18 April 2007
US group Bain Capital successfully clinched the biggest ever private equity deal in South Africa this week, with shareholders in South African retailer Edcon voting overwhelmingly in favour of Bain’s US$3.5-billion (R25-billion) takeover bid.
The vote must still be sanctioned by the high court, after which the bid will go before South Africa’s central bank and competition authority for final approval.
According to Business Day, the Bain buyout is expected to give impetus to a number of other private equity deals in the pipeline in South Africa.
Private equity investors, both foreign and local, have been sizing up a number of South Africa’s prize listed assets, including retailer Shoprite, financial services group Alexander Forbes and media player Primedia. Earlier this year, local buyout firm Brait bought glass maker Consol for R6.2-billion.
Edcon (Edgars Consolidated Stores), South Africa’s biggest retailer, owns local brands such as Edgars, CNA, Boardmans and Jet. According to Business Report, the company’s gross profit increased by 14% to R3.2-billion in the half-year to September on the back of strong consumer spending and credit growth.
Rich pickings for private equity players
According to Ernst & Young’s annual review of mergers and acquisitions (M&A) activity in South Africa, a rise in private equity activity played a significant role in the level of M&A activity in South Africa in 2006, and was set to do so again in 2007.
Local mergers and acquisitions increased for the fourth year running in 2006, from R269-billion worth of deals in 2005 to R284-billion in 2006, Ernst & Young reports.

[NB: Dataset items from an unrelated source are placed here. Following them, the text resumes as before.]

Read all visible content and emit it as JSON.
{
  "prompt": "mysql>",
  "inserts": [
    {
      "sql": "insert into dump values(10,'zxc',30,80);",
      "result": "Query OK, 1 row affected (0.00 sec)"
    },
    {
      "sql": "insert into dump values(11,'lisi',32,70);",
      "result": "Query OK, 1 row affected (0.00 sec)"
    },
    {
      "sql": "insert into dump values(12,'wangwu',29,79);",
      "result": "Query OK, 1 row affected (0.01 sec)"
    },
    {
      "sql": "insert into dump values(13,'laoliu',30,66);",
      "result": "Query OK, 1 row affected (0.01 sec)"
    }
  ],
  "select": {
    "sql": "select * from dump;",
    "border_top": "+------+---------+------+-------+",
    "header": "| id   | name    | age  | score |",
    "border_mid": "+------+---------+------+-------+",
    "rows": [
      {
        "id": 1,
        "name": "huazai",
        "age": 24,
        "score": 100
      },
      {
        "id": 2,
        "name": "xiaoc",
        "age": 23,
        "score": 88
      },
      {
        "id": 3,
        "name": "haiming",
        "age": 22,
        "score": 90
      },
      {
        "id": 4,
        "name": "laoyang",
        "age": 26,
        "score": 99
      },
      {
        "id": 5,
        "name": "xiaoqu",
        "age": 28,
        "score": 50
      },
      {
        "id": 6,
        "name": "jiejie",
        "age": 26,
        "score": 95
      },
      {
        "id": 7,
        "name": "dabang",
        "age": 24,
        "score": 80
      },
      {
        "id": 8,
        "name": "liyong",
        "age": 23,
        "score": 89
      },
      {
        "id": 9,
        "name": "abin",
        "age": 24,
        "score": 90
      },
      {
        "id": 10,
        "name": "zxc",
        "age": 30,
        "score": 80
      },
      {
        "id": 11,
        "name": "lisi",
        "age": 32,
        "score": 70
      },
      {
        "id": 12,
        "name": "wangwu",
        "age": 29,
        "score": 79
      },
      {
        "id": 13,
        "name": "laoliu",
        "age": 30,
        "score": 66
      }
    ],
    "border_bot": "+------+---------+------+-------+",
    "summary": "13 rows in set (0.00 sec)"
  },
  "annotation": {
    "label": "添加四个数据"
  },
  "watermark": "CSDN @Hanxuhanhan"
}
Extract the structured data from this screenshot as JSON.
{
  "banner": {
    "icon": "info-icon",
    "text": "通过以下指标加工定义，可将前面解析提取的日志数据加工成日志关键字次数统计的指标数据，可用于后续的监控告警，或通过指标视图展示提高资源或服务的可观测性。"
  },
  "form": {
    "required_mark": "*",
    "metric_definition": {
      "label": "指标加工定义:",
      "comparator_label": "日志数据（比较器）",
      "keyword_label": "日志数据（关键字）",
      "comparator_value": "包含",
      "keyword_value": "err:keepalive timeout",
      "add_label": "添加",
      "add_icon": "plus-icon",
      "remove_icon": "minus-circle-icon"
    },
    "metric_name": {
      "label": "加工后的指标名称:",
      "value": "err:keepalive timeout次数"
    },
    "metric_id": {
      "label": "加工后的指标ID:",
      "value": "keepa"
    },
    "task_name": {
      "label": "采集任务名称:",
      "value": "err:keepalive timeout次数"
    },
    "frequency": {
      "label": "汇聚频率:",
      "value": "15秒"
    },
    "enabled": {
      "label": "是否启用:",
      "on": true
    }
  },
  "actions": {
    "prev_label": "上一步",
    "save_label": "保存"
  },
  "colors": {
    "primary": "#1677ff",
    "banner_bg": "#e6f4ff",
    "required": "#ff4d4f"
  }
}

And according to Merrill Lynch, South African companies – with lower debt levels and higher returns than their US and European counterparts – offered rich pickings for private equity investors.
Bloomberg picked up this week on a Merrill Lynch note to clients which stated that the private equity theme would “remain a very important one for South African investors this year.”
South African companies, according to the note, displayed strong earnings growth, improving exit values, and high dividend ratios when compared with other emerging markets. And their net debt-to-equity ratios of 7% – against 32% in the US and 45% in Europe – gave buyout investors the opportunity to introduce more debt into the businesses.
“Almost half the 21 South African companies screened by Merrill Lynch had an internal rate of return of more than 15%,” Bloomberg reports. “That compared with less than a third of companies in Europe.”